– На гуакамоле. Точнее, на авокадо.
– Хм-м. Странно. – Он приступает к еде, но вскоре делает глубокий вздох, будто к чему-то готовясь.
Вот и все. Сейчас он со мной расстанется – не могу его винить. Руки с сэндвичем слегка опускаются в своей траектории до рта.
Остин прокашливается.
– Ну… Как дела у твоей бабушки?
Я жую и проглатываю.
– Она мне не бабушка. – Я откладываю сэндвич на скомканную обертку от него и перевожу взгляд на Остина.
– Что? – Между его бровями появляется маленькая буква V.
– Она мне больше как мать. Она меня удочерила, вырастила. Родных родителей я не знала.
– Что… Я… почему ты мне раньше не сказала?
Я медлю с ответом, откусывая картошку, затем пожимаю плечами.
– Не знаю. Наверное, не было подходящего повода.

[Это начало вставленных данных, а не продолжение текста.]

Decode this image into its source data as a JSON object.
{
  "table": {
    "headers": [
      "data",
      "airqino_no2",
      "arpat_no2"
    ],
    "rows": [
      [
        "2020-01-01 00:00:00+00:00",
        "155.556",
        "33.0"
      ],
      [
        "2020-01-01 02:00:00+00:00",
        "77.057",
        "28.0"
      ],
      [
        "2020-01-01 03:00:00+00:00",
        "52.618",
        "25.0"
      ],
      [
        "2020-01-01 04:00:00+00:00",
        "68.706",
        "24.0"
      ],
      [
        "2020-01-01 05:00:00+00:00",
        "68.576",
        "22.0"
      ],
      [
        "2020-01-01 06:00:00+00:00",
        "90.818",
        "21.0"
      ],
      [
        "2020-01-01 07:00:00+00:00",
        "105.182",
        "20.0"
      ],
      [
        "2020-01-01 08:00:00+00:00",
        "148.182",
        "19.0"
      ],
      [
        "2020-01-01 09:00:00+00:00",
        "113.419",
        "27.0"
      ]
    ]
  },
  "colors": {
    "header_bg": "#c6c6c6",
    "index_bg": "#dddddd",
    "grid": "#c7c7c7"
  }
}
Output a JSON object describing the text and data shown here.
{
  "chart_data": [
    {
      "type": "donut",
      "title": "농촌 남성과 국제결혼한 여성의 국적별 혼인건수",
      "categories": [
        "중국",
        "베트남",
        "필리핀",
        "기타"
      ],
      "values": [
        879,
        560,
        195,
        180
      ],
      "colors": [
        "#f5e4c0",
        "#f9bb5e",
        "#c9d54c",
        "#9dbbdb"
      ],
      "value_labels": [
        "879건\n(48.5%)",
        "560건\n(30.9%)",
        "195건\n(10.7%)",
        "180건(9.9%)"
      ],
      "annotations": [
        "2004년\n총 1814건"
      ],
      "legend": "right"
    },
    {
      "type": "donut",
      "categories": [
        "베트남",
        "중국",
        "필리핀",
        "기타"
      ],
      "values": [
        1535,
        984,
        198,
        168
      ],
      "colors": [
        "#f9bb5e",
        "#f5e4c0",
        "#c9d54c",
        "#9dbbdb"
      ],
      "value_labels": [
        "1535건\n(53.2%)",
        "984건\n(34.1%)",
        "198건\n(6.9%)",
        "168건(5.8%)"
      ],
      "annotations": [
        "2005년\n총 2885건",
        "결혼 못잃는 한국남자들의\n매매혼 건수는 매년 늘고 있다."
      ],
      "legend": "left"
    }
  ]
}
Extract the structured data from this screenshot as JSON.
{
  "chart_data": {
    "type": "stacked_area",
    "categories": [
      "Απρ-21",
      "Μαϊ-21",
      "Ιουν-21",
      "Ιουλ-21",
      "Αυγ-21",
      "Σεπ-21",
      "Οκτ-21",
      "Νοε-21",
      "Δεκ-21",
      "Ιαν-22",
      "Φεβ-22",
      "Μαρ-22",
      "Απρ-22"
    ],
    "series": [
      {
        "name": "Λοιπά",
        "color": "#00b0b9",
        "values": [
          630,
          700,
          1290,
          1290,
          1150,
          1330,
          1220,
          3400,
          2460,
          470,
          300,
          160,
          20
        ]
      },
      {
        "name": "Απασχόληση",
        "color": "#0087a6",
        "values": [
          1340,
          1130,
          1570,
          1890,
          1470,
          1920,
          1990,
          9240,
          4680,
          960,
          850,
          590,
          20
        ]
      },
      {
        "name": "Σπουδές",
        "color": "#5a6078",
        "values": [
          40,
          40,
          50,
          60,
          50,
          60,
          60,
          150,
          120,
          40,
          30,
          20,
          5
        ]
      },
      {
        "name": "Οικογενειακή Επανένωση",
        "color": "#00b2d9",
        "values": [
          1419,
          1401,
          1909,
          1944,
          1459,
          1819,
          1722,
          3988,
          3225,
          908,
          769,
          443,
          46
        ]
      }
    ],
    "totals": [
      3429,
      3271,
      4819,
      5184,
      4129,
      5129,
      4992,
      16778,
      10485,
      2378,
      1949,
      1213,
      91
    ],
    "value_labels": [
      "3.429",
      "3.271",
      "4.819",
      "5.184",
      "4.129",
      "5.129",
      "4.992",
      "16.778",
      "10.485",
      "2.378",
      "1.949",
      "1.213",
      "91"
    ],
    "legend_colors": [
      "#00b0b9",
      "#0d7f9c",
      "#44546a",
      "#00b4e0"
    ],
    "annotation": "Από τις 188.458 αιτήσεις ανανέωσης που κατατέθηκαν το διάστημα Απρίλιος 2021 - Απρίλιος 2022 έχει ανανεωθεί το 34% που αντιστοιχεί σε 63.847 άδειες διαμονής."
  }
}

Он снова поворачивается к своей тарелке и медленно кивает, будто понимает что-то про меня.
– Тогда тебе в этой ситуации еще тяжелее. Мне очень жаль.
– Спасибо, Остин. Я очень ценю твою поддержку.
Может, я пытаюсь его вынудить со мной расстаться? Раскрываю ему свои секреты, надеясь, что он разозлится, так как я не поделилась раньше?
– Ты поэтому в последнее время такая отрешенная? Такая… Недоступная?
Мы в отношениях месяц. Не уверена, что считается за «последнее время», но в эту неделю меня занимало не только угасающее здоровье Ба.
– Прости меня. Да, много навалилось.
– Я понимаю.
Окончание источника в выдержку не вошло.